Kaja Skowronska is a post-doctoral researcher in the Citer « L’Europe et les frontières de la citoyenneté » project at the University of Nantes, France. She holds a double PhD in sociology and political science from the Institute of Philosophy and Sociology of the Polish Academy of Sciences and the Institute of Political Studies in Paris (Sciences Po). She is affiliated with Zakład Socjologii Teoretycznej and Zespół Socjologii i Antropologii Kultury of the Institute of Philosophy and
Sociology of the Polish Academy of Sciences, and a Research Associate of the Centre de Recherches Internationales (CERI), Sciences Po. Her research has focused on the issue of migration policies in Europe, with a special focus on the Polish case, and an attention for the everyday, practical incarnations of public policies in this domain. Her current work is centered on the conceptions of citizenship and belonging underlying European approaches to immigration.

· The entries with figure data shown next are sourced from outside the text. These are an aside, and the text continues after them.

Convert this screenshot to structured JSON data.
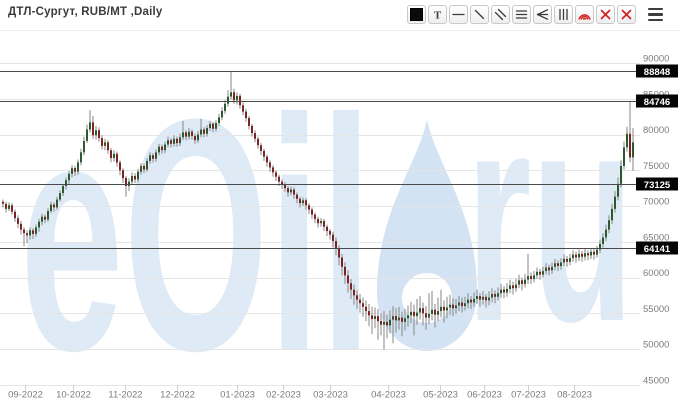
{
  "header": {
    "title": "ДТЛ-Сургут, RUB/MT ,Daily"
  },
  "toolbar": {
    "buttons": [
      {
        "name": "color-swatch-button",
        "icon": "black-square-icon"
      },
      {
        "name": "text-tool-button",
        "icon": "text-icon",
        "label": "T"
      },
      {
        "name": "horizontal-line-tool-button",
        "icon": "horizontal-line-icon"
      },
      {
        "name": "trend-line-tool-button",
        "icon": "trend-line-icon"
      },
      {
        "name": "parallel-channel-tool-button",
        "icon": "parallel-lines-icon"
      },
      {
        "name": "fib-levels-tool-button",
        "icon": "horizontal-levels-icon"
      },
      {
        "name": "fan-lines-tool-button",
        "icon": "fan-lines-icon"
      },
      {
        "name": "vertical-lines-tool-button",
        "icon": "vertical-lines-icon"
      },
      {
        "name": "fib-arcs-tool-button",
        "icon": "arcs-icon"
      },
      {
        "name": "delete-drawing-button",
        "icon": "red-cross-icon"
      },
      {
        "name": "delete-all-drawings-button",
        "icon": "red-cross-icon"
      }
    ],
    "menu": {
      "name": "menu-button",
      "icon": "hamburger-icon"
    }
  },
  "watermark": {
    "left": "eOil",
    "right": "ru"
  },
  "colors": {
    "candle_up": "#2d5a2d",
    "candle_down": "#7d2323",
    "wick": "#858585",
    "grid": "#e5e5e5",
    "level_line": "#4a4a4a",
    "tag_bg": "#050505",
    "tag_text": "#ffffff",
    "axis_text": "#7c7c7c",
    "toolbar_red": "#d41f1f",
    "watermark_text": "#dbe8f6",
    "watermark_drop": "#cfe1f2"
  },
  "chart_data": {
    "type": "candlestick",
    "title": "ДТЛ-Сургут, RUB/MT ,Daily",
    "instrument": "ДТЛ-Сургут",
    "unit": "RUB/MT",
    "timeframe": "Daily",
    "grid": true,
    "legend_position": "none",
    "y_axis": {
      "min": 45000,
      "max": 90000,
      "step": 5000,
      "ticks": [
        90000,
        85000,
        80000,
        75000,
        70000,
        65000,
        60000,
        55000,
        50000,
        45000
      ]
    },
    "x_axis": {
      "labels": [
        "09-2022",
        "10-2022",
        "11-2022",
        "12-2022",
        "01-2023",
        "02-2023",
        "03-2023",
        "04-2023",
        "05-2023",
        "06-2023",
        "07-2023",
        "08-2023"
      ],
      "tick_x": [
        25,
        73,
        125,
        177,
        237,
        283,
        330,
        388,
        440,
        484,
        528,
        574
      ]
    },
    "levels": [
      {
        "price": 88848,
        "label": "88848"
      },
      {
        "price": 84746,
        "label": "84746"
      },
      {
        "price": 73125,
        "label": "73125"
      },
      {
        "price": 64141,
        "label": "64141"
      }
    ],
    "candles": {
      "first_open": 70600,
      "format": [
        "close",
        "high",
        "low"
      ],
      "open_rule": "open equals previous close",
      "data": [
        [
          70300,
          70900,
          69800
        ],
        [
          69600,
          70600,
          69100
        ],
        [
          70100,
          70500,
          69300
        ],
        [
          69200,
          70400,
          68800
        ],
        [
          68300,
          69500,
          67800
        ],
        [
          67500,
          68700,
          66900
        ],
        [
          66700,
          67900,
          66000
        ],
        [
          66200,
          67000,
          64400
        ],
        [
          65900,
          66600,
          64800
        ],
        [
          66600,
          67000,
          65300
        ],
        [
          66100,
          66900,
          65400
        ],
        [
          67000,
          67400,
          65700
        ],
        [
          67800,
          68200,
          66400
        ],
        [
          68500,
          68900,
          67300
        ],
        [
          68100,
          68800,
          67600
        ],
        [
          69300,
          69700,
          67800
        ],
        [
          70200,
          70600,
          69000
        ],
        [
          69800,
          70500,
          69200
        ],
        [
          70900,
          71300,
          69500
        ],
        [
          71800,
          72200,
          70600
        ],
        [
          72800,
          73100,
          71400
        ],
        [
          73600,
          74000,
          72300
        ],
        [
          74500,
          74900,
          73100
        ],
        [
          75300,
          75700,
          74000
        ],
        [
          74800,
          75600,
          74200
        ],
        [
          76100,
          76500,
          74400
        ],
        [
          77500,
          78000,
          75700
        ],
        [
          79100,
          79700,
          77100
        ],
        [
          80700,
          81400,
          78800
        ],
        [
          81700,
          83400,
          80300
        ],
        [
          79900,
          82600,
          79400
        ],
        [
          80600,
          81200,
          79300
        ],
        [
          79500,
          81000,
          79000
        ],
        [
          78400,
          79900,
          77900
        ],
        [
          78900,
          79400,
          77800
        ],
        [
          77800,
          79200,
          77300
        ],
        [
          76700,
          78100,
          76100
        ],
        [
          77300,
          77800,
          76200
        ],
        [
          76100,
          77600,
          75500
        ],
        [
          75000,
          76400,
          74300
        ],
        [
          73900,
          75300,
          73200
        ],
        [
          72800,
          74200,
          71300
        ],
        [
          73400,
          73900,
          72100
        ],
        [
          74200,
          74700,
          73000
        ],
        [
          73700,
          74600,
          73200
        ],
        [
          74800,
          75200,
          73300
        ],
        [
          75600,
          76000,
          74400
        ],
        [
          75100,
          75900,
          74600
        ],
        [
          76300,
          76700,
          74800
        ],
        [
          77100,
          77500,
          75900
        ],
        [
          76600,
          77400,
          76100
        ],
        [
          77500,
          77900,
          76200
        ],
        [
          78300,
          78700,
          77100
        ],
        [
          77800,
          78600,
          77300
        ],
        [
          78600,
          79000,
          77400
        ],
        [
          79200,
          79700,
          78200
        ],
        [
          78700,
          79500,
          78200
        ],
        [
          79400,
          79900,
          78300
        ],
        [
          78800,
          79700,
          78300
        ],
        [
          79600,
          80100,
          78400
        ],
        [
          80300,
          81900,
          79200
        ],
        [
          79700,
          80600,
          79200
        ],
        [
          80400,
          80900,
          79300
        ],
        [
          79800,
          80700,
          79300
        ],
        [
          79200,
          80100,
          78700
        ],
        [
          80000,
          80500,
          78800
        ],
        [
          80700,
          82200,
          79600
        ],
        [
          80100,
          81000,
          79600
        ],
        [
          80900,
          81300,
          79700
        ],
        [
          81500,
          81900,
          80500
        ],
        [
          80800,
          81700,
          80300
        ],
        [
          81600,
          82000,
          80400
        ],
        [
          82400,
          82900,
          81200
        ],
        [
          83300,
          83800,
          82000
        ],
        [
          84300,
          84800,
          82900
        ],
        [
          85300,
          86200,
          83900
        ],
        [
          85900,
          88800,
          84900
        ],
        [
          84800,
          86400,
          84300
        ],
        [
          85400,
          85900,
          84200
        ],
        [
          84100,
          85700,
          83600
        ],
        [
          83200,
          84500,
          82700
        ],
        [
          82300,
          83600,
          81800
        ],
        [
          81200,
          82600,
          80700
        ],
        [
          80200,
          81500,
          79700
        ],
        [
          79400,
          80600,
          78900
        ],
        [
          78500,
          79700,
          78000
        ],
        [
          77700,
          78800,
          77100
        ],
        [
          76900,
          78000,
          76300
        ],
        [
          76100,
          77200,
          75500
        ],
        [
          75400,
          76400,
          74800
        ],
        [
          74700,
          75700,
          74100
        ],
        [
          74100,
          75000,
          73500
        ],
        [
          73400,
          74400,
          72800
        ],
        [
          73000,
          73700,
          72400
        ],
        [
          72500,
          73300,
          72000
        ],
        [
          71900,
          72800,
          71300
        ],
        [
          72300,
          72700,
          71500
        ],
        [
          71600,
          72600,
          71000
        ],
        [
          71000,
          71900,
          70400
        ],
        [
          70400,
          71300,
          69800
        ],
        [
          70800,
          71200,
          70000
        ],
        [
          70100,
          71100,
          69500
        ],
        [
          69500,
          70400,
          68900
        ],
        [
          68800,
          69800,
          68200
        ],
        [
          68200,
          69100,
          67600
        ],
        [
          67600,
          68500,
          67000
        ],
        [
          67900,
          68300,
          67100
        ],
        [
          67100,
          68200,
          66500
        ],
        [
          66500,
          67400,
          65800
        ],
        [
          66000,
          66800,
          65300
        ],
        [
          65100,
          66400,
          64200
        ],
        [
          64000,
          65600,
          63100
        ],
        [
          62800,
          64500,
          61700
        ],
        [
          61500,
          63300,
          60300
        ],
        [
          60300,
          62100,
          59100
        ],
        [
          59200,
          61000,
          57900
        ],
        [
          58300,
          59800,
          57000
        ],
        [
          57500,
          59000,
          56200
        ],
        [
          56900,
          58200,
          55600
        ],
        [
          56400,
          57700,
          55100
        ],
        [
          55900,
          57200,
          54500
        ],
        [
          55300,
          56800,
          53900
        ],
        [
          54700,
          56300,
          53200
        ],
        [
          54200,
          55900,
          52100
        ],
        [
          54600,
          55800,
          52900
        ],
        [
          53900,
          55600,
          51300
        ],
        [
          53400,
          55000,
          51900
        ],
        [
          53800,
          55300,
          49900
        ],
        [
          53300,
          54800,
          51500
        ],
        [
          54100,
          55400,
          52200
        ],
        [
          54600,
          56000,
          50800
        ],
        [
          54000,
          55700,
          52300
        ],
        [
          54400,
          55900,
          52700
        ],
        [
          53800,
          55200,
          51800
        ],
        [
          54300,
          55600,
          52600
        ],
        [
          54700,
          56100,
          53100
        ],
        [
          55200,
          56600,
          53600
        ],
        [
          54600,
          56200,
          51900
        ],
        [
          55100,
          57000,
          53400
        ],
        [
          55700,
          57400,
          54100
        ],
        [
          55000,
          56500,
          53300
        ],
        [
          54400,
          56000,
          52700
        ],
        [
          54900,
          57800,
          53500
        ],
        [
          55500,
          58100,
          54000
        ],
        [
          54800,
          56300,
          53000
        ],
        [
          55300,
          57200,
          53900
        ],
        [
          55900,
          58300,
          54400
        ],
        [
          55400,
          56800,
          53700
        ],
        [
          55800,
          57300,
          54300
        ],
        [
          56200,
          57600,
          54800
        ],
        [
          55700,
          57100,
          54600
        ],
        [
          56100,
          57000,
          54900
        ],
        [
          56500,
          57400,
          55300
        ],
        [
          56000,
          57200,
          55100
        ],
        [
          56400,
          57300,
          55400
        ],
        [
          56900,
          57800,
          55700
        ],
        [
          56500,
          57400,
          55600
        ],
        [
          57000,
          57900,
          55900
        ],
        [
          57400,
          58300,
          56300
        ],
        [
          56900,
          57800,
          55900
        ],
        [
          57300,
          58100,
          56200
        ],
        [
          56800,
          57700,
          55800
        ],
        [
          57200,
          58100,
          56100
        ],
        [
          57700,
          58500,
          56500
        ],
        [
          57300,
          58200,
          56400
        ],
        [
          57800,
          58600,
          56800
        ],
        [
          58300,
          59100,
          57200
        ],
        [
          57900,
          58800,
          57100
        ],
        [
          58400,
          59200,
          57300
        ],
        [
          58900,
          59700,
          57800
        ],
        [
          58500,
          59400,
          57600
        ],
        [
          59000,
          59800,
          58000
        ],
        [
          59600,
          60400,
          58500
        ],
        [
          59100,
          60000,
          58200
        ],
        [
          59700,
          60500,
          58600
        ],
        [
          60200,
          63300,
          59100
        ],
        [
          59800,
          60700,
          59100
        ],
        [
          60300,
          60900,
          59300
        ],
        [
          60800,
          61400,
          59800
        ],
        [
          60400,
          61200,
          59700
        ],
        [
          60900,
          61500,
          60000
        ],
        [
          61400,
          62000,
          60400
        ],
        [
          61000,
          61800,
          60300
        ],
        [
          61500,
          62100,
          60500
        ],
        [
          62000,
          62600,
          61000
        ],
        [
          61600,
          62400,
          60900
        ],
        [
          62100,
          62700,
          61100
        ],
        [
          62600,
          63200,
          61600
        ],
        [
          62200,
          63000,
          61500
        ],
        [
          62700,
          63300,
          61700
        ],
        [
          63200,
          63800,
          62200
        ],
        [
          62800,
          63600,
          62100
        ],
        [
          63300,
          63900,
          62300
        ],
        [
          62900,
          63700,
          62200
        ],
        [
          63400,
          64000,
          62400
        ],
        [
          63100,
          63800,
          62400
        ],
        [
          63600,
          64100,
          62600
        ],
        [
          63200,
          64000,
          62500
        ],
        [
          63900,
          64400,
          62800
        ],
        [
          64700,
          65300,
          63400
        ],
        [
          65600,
          66200,
          64200
        ],
        [
          66700,
          67400,
          65100
        ],
        [
          68000,
          68700,
          66200
        ],
        [
          69600,
          70300,
          67500
        ],
        [
          71300,
          72100,
          69100
        ],
        [
          73100,
          74000,
          70800
        ],
        [
          75600,
          76400,
          72600
        ],
        [
          78200,
          79000,
          75100
        ],
        [
          80100,
          81100,
          77600
        ],
        [
          76800,
          84700,
          76100
        ],
        [
          78900,
          80900,
          74900
        ]
      ]
    }
  }
}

Marcin Ślarzyński (Institute of Philosophy and Sociology of the Polish Academy of Sciences). Marcin Ślarzyński holds an M.A. in Polish Studies and Italian Studies, both from the University of Warsaw, as well as an M.A. in Sociology from the Lancaster University. He defended his Ph.D. dissertation in 2018 at the Institute of Philosophy and Sociology of the Polish Academy of Sciences. His research interests include comparative-historical and theoretical studies of nationalism, civil society, social movements and right-wing politics in Europe with a special focus on Poland.
Joanna Wawrzyniak is a part-time Professor of History of 20th-century Central and Eastern Europe, European University Institute and a researcher at the Institute of Sociology, University of Warsaw. She is interested in agents of memory, economic nostalgia, and the intellectual history of sociology. Together with Malgorzata Pakier, Joanna Wawrzyniak has conveyed the Genealogies of Memory in Central and Eastern Europe project at the ENRS since its beginnings in 2011. Her recent publications in English include articles in Contemporary European History, Memory Studies, East European Politics and Societies, and books: Memory and Change in Europe: Eastern Perspectives (co-ed. with M. Pakier, 2016); Veterans, Victims and Memory (2015); and The Enemy on Display (with Z. Bogumil et al. 2015). She has been a visiting fellow at number of institutions including the New School for Social Research, the Freiburg Institute for Advanced Studies, the Imre Kertesz Kolleg Jena, and the Herder Institute in Marburg.
Anna Wojciuk, Associate Professor of political science at the University of Warsaw (Institute of International Relations). She specialises in international relations theory and in educational policy. Wojciuk was a visiting fellow/scholar at Cornell University, European University Institute, Harvard University, and Columbia University. Her publications include: Empires of Knowledge in International Relations. Education and Science as Sources of Power for the State, Routledge 2018 and co-authored with Jacek Czaputowicz International Relations in Poland. 25 Years After the Transition to Democracy, Palgrave 2017.
Frédéric Zalewski is Maitre de Conférences (Associate professor) of political science in Institut des Sciences Sociales du Politique (ISP, CNRS) and University Paris Nanterre. His researches adresses post-communism in Poland and Central Europe, populism and far right. He is the author of books and articles in this feld, among them : Paysannerie et politique en Pologne. La reconversion du parti paysan polonais PSL, 1945-2005, Paris, 2006.